Sounds Spooky by Christopher Cheng and Sarah Davis (May 1, 2012)  

 Ages 5 and up.  SCBWI homeboy, Christopher Cheng's book Sounds Spooky is the perfect read for Halloween.  He uses the Onomatopoeia of words to help the reader hear the sound as well as set the tone for the story.



The House With a Clock In Its Walls (Lewis Barnavelt) by John Bellairs and Edward Gorey (Aug 3, 2004)

 Ages 8 and up.  A deliciously chilling tale for the older crowd, John Bellairs writes a couple of different series for this age group that are thrilling but not too scary and that have an upbeat resolution.  At 179 pages, you won't finish reading this to the kids on Halloween, but the good news is that they'll keep coming back night after night asking you to read more.


Vampirina Ballerina by Anne Marie Pace and LeUyen Pham (Aug 7, 2012)    

 Ages two and up.  This is a charming, funny read.  Being a ballerina is every girl's dream, especially so for Vampirina, but this little dancer has the extra challenge of also being one of the undead.


Creepy Carrots! by Aaron Reynolds and Peter Brown (Aug 21, 2012)

 Ages 4 and up.  How would you feel if your favorite snack all of a sudden became alive and started stalking you?  That will give you a good idea of what happened to Jasper Rabbit one day while noshing on his crunchy treat.  There's some lovely illustrations you'll enjoy, parodying cinematic classics. Put down the cupcake and back away slowly.  


  1. Sounds like fun picture books. And I love the covers. Thanks for sharing about them.

  2. I want to read Creepy Carrots and Vampirina Ballerina.
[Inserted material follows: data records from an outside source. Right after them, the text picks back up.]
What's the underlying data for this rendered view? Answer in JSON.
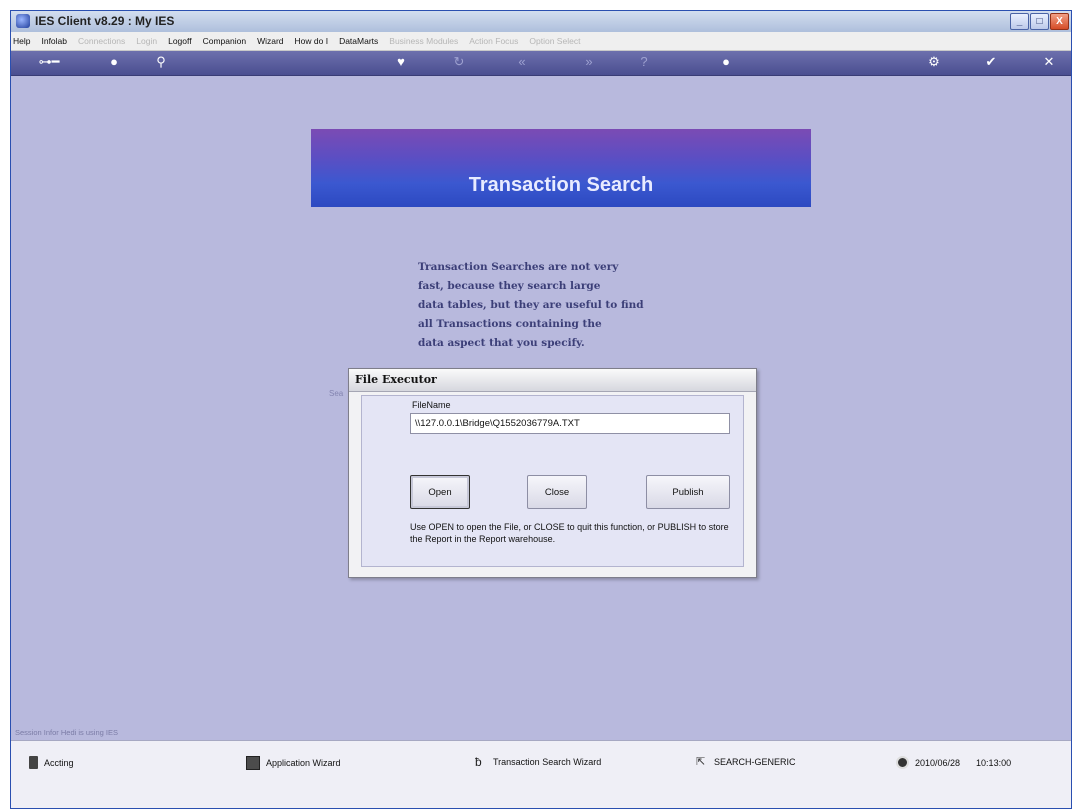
{
  "window": {
    "title": "IES Client v8.29 : My IES",
    "controls": {
      "minimize": "_",
      "maximize": "□",
      "close": "X"
    }
  },
  "menu": {
    "items": [
      {
        "label": "Help",
        "enabled": true
      },
      {
        "label": "Infolab",
        "enabled": true
      },
      {
        "label": "Connections",
        "enabled": false
      },
      {
        "label": "Login",
        "enabled": false
      },
      {
        "label": "Logoff",
        "enabled": true
      },
      {
        "label": "Companion",
        "enabled": true
      },
      {
        "label": "Wizard",
        "enabled": true
      },
      {
        "label": "How do I",
        "enabled": true
      },
      {
        "label": "DataMarts",
        "enabled": true
      },
      {
        "label": "Business Modules",
        "enabled": false
      },
      {
        "label": "Action Focus",
        "enabled": false
      },
      {
        "label": "Option Select",
        "enabled": false
      }
    ]
  },
  "toolbar": {
    "icons": [
      "key-icon",
      "info-icon",
      "search-icon",
      "heart-icon",
      "refresh-icon",
      "back-icon",
      "forward-icon",
      "help-icon",
      "circle-icon",
      "settings-icon",
      "check-icon",
      "close-icon"
    ]
  },
  "page": {
    "title": "Transaction Search",
    "description": "Transaction Searches are not very\nfast, because they search large\ndata tables, but they are useful to find\nall Transactions containing the\ndata aspect that you specify.",
    "partially_hidden_label": "Sea"
  },
  "dialog": {
    "title": "File Executor",
    "field_label": "FileName",
    "field_value": "\\\\127.0.0.1\\Bridge\\Q1552036779A.TXT",
    "open_label": "Open",
    "close_label": "Close",
    "publish_label": "Publish",
    "help_text": "Use OPEN to open the File, or CLOSE to quit this function, or PUBLISH to store the Report in the Report warehouse."
  },
  "status": {
    "line": "Session Infor Hedi is using IES"
  },
  "taskbar": {
    "accounting": "Accting",
    "app_wizard": "Application Wizard",
    "txn_wizard": "Transaction Search Wizard",
    "search_generic": "SEARCH-GENERIC",
    "date": "2010/06/28",
    "time": "10:13:00"
  }
}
Sound like my kind of books.
    Read House With A Clock in its Walls and loved it. Read Spooky Sounds too. Fun read.
    Thanks, Kris.

  3. These book would also go well with Chocolate Chip Cookies.

  4. Thanks for the great Halloween book suggestions. It's a fun time of year for spooky and silly Halloween-themed stories.
    Author of Magical Matthew

  5. Sounds like a spooky line up. I agree with the cookie thing, and maybe an apple taffy with some cider. Wishing you all a Boo! Boo! good time.

  6. Nice collection of Halloween books. Thanks for the reviews.

  7. My first lines used to start like this: "Hey baby, whatcha's doing?"